Root-zone soil temperature variation associated with microsite characteristics in high-elevation forest openings in the interior of British Columbia

Abstract

Low soil temperatures have been suggested as a factor contributing to poor rooting of planted conifer seedlings and hence a cause for failure of some high-elevation reforestation efforts. Few studies have attempted to document soil temperature variation and its causal factors in post-logged, high-elevation openings during the growing season. A field survey of afternoon soil temperature (at a depth of −10 cm from the mineral soil surface) was conducted in six high-elevation clear-cuts located in the Engelmann Spruce-Subalpine Fir (ESSF) biogeoclimatic zone in central British Columbia, Canada. On a clear summer day, a difference of 8°C in afternoon soil temperatures was measured between the warmest microsites (bare mineral soil, 17.6 ± 2.5°C) and the coolest microsites (covered by forest floor and vegetation, 9.3 ± 0.7°C). Heavily covered microsites showed little diurnal or spot-to-spot (microsite) variation in soil temperature. Conversely, microsites with little surface cover exhibited the greatest spatial and temporal variability in soil temperature. Variation in afternoon root-zone soil temperature ( T) was most strongly associated with the combination of thickness of duff (forest floor) ( D), cumulative % vegetation cover ( C), and % soil moisture ( M). Comprised of these three microsite attributes, a multiple regression model, T = 24.06 − [1.05(ln( C) + 1.64(ln( D)) + 1.38(ln( M))] ( R 2 + 0.73) was created which predicts high-elevation afternoon soil temperatures to within ±2.0°C. Multiple regression models including relative surface irradiance (as a percentage of above canopy light), cumulative % vegetation height, micro-slope and micro-aspect were less predictive.
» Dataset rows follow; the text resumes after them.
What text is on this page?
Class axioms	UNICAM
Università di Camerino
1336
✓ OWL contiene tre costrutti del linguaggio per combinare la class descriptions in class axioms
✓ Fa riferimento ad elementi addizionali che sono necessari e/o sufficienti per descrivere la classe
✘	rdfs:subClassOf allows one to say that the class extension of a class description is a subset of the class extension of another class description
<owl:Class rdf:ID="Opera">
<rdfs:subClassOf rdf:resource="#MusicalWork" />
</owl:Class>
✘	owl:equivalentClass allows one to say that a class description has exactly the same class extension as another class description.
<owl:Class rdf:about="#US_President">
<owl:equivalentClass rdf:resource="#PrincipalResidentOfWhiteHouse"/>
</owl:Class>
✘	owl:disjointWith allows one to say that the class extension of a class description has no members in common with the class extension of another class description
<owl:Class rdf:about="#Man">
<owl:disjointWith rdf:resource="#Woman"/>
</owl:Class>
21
The relationship between afternoon soil temperature and each microsite attribute generally showed a strongly negative curvilinear pattern, described by double exponential decay functions. Microsites associated with suboptimally low afternoon soil temperatures (< 12°C) during the growing season were widespread (70 to 80% of the sampled areas) in the surveyed high-elevation openings.